Thank G^d, I don’t know the suffering of losing a child. I have enough empathy to understand that I don’t know of it. These parents are in a class by themselves and there is no comparison. Parents have died from broken hearts after they lost a child in a war. No one can compare. Or maybe just those who lost their best friend or partner. But I’ve been close.
Every Israeli parent who had a child in the IDF knows the 24/7 fear for the knock on the door from two senior soldiers who come to tell parents of a child gone. Also in peace time. Accidents happen always. That fear lasts for some three years, for some five, and for some longer. It’s unbearable but there’s no alternative. It heightens your prayers but you wish it on nobody.

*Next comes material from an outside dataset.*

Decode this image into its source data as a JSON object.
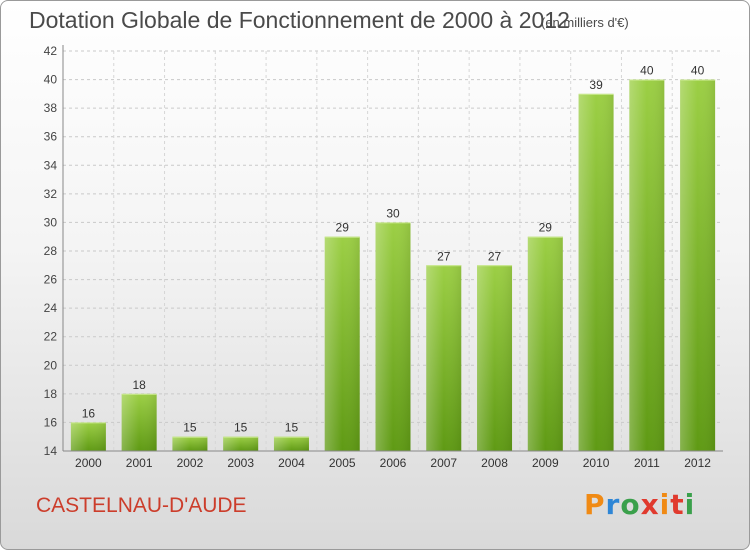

When they leave the army you sigh a big sigh of relief and quickly forget. But it was unbearable. Also if they survived.
Soldiers often contribute so much. So many of their innocent years and mindsets go down the drain in the army. Many start to put on weight. Many start smoking cigarettes. Soldiers have rights, for instance to enough sleep. But did you know that this right is not extended to commanders? While their soldiers sleep, the best of them often need to write reports that leave them with three hours of sleep a night for weeks on end.
Yes, to die for our freedom and safety is the ultimate sacrifice. But it’s not the only one. I’m not even talking about contracting physical and/or mental wounds or permanent handicaps. Which is also not a small thing.

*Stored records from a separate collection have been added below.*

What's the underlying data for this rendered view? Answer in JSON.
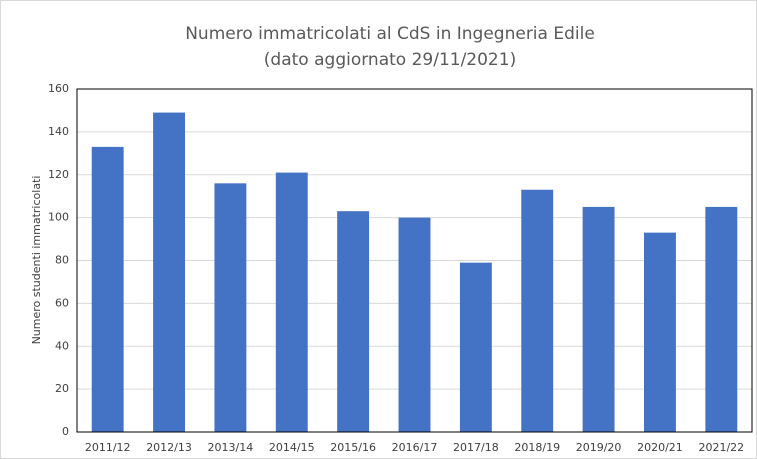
{
  "chart_data": {
    "type": "bar",
    "title": "Numero immatricolati al CdS in Ingegneria Edile",
    "subtitle": "(dato aggiornato 29/11/2021)",
    "y_label": "Numero studenti immatricolati",
    "categories": [
      "2011/12",
      "2012/13",
      "2013/14",
      "2014/15",
      "2015/16",
      "2016/17",
      "2017/18",
      "2018/19",
      "2019/20",
      "2020/21",
      "2021/22"
    ],
    "values": [
      133,
      149,
      116,
      121,
      103,
      100,
      79,
      113,
      105,
      93,
      105
    ],
    "color": "#4472c4",
    "ylim": [
      0,
      160
    ],
    "yticks": [
      0,
      20,
      40,
      60,
      80,
      100,
      120,
      140,
      160
    ],
    "grid": true
  }
}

There is also the sacrifice of learning young that you’re just a cog in a giant machine and that what you justly want will need to wait — sometimes forever. To live in an organization where not everything works as you hoped and your voice and the voice of truth and justice may get lost.
Even those who come out well and for whom all friends get out well, also they sacrificed greatly. That should not be overlooked. We must stop pretending that the only sacrifice is the ultimate one.

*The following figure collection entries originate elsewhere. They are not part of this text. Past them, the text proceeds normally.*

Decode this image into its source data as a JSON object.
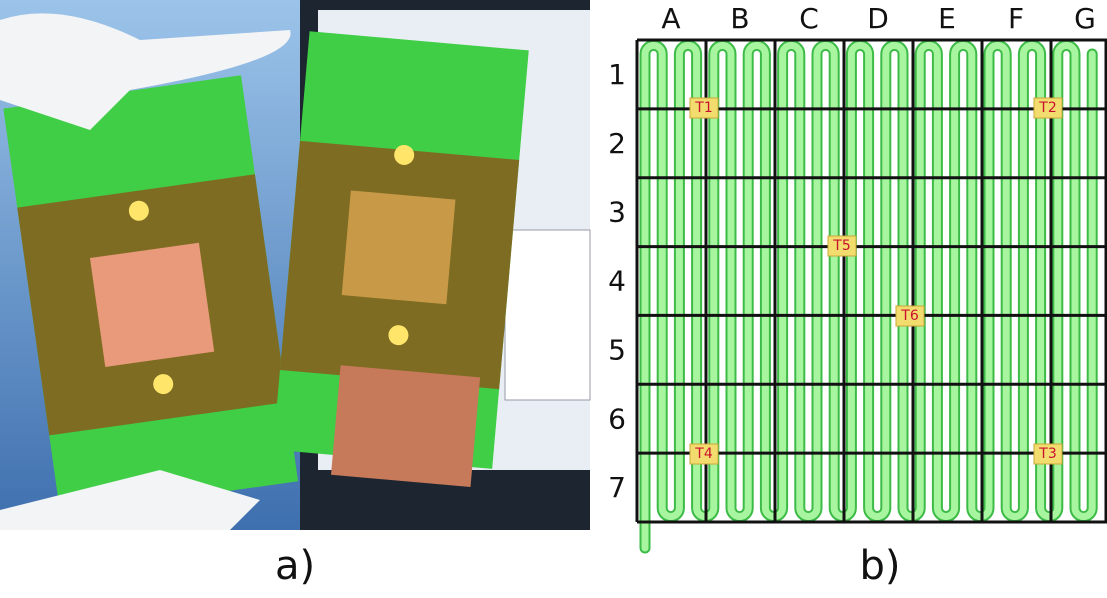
{
  "panels": {
    "a": {
      "label": "a)"
    },
    "b": {
      "label": "b)"
    }
  },
  "grid": {
    "columns": [
      "A",
      "B",
      "C",
      "D",
      "E",
      "F",
      "G"
    ],
    "rows": [
      "1",
      "2",
      "3",
      "4",
      "5",
      "6",
      "7"
    ]
  },
  "sensors": [
    "T1",
    "T2",
    "T3",
    "T4",
    "T5",
    "T6"
  ]
}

That’s like saying that if your parents went through the Holocaust you did not suffer enough to complain. Those who survived the Holocaust in hiding didn’t suffer enough to complain. Those who were in concentration camps but not Auschwitz didn’t suffer enough to complain. Those who were in Auschwitz but survived didn’t suffer enough to complain. Only those who died in Auschwitz suffered enough to be worthy of being heard.
We must acknowledge all the hardships our children went through in the IDF, during wars, during smaller operation, and during quiet times. We need to hear their stories and they deserve to tell them. And that includes their parents who often went through hell even without losing them.
On top of this comes the constant threat of ideologies, terrorists and terrorist states that feel a burning idealism to disgrace and murder Jews. This besides all those Jews they actually killed, in Crusades and Intifadas.
We need to include Gentiles who stood/stand with us. From the Druze policeman murdered trying to protect Jews in a synagogue to the Bedouin IDF soldier helping to maintain peace for Israel. From the Christian who is worried for us to the Diaspora Jew whose eyes are on Israel day and night.
And we need to add the unbelievable scandal and our shock and hurt that, also 75 years after Auschwitz, Jews still need to defend our right to live.
Oh, and to those who’d say that Arab Palestinians are the most forgotten casualties of Israel’s independence, let me answer shortly the following.
A. They are not forgotten at all. True, the ones who most harp about their suffering aren’t their friends but rather enemies of the Jews. B. They suffer but not from Israel’s independence. They suffer from anti-Semitic leaders. Their victimhood is largely self-inflicted (I mean, by their brutal leaders). Those who throw in their lot with the Jews, only good befalls them.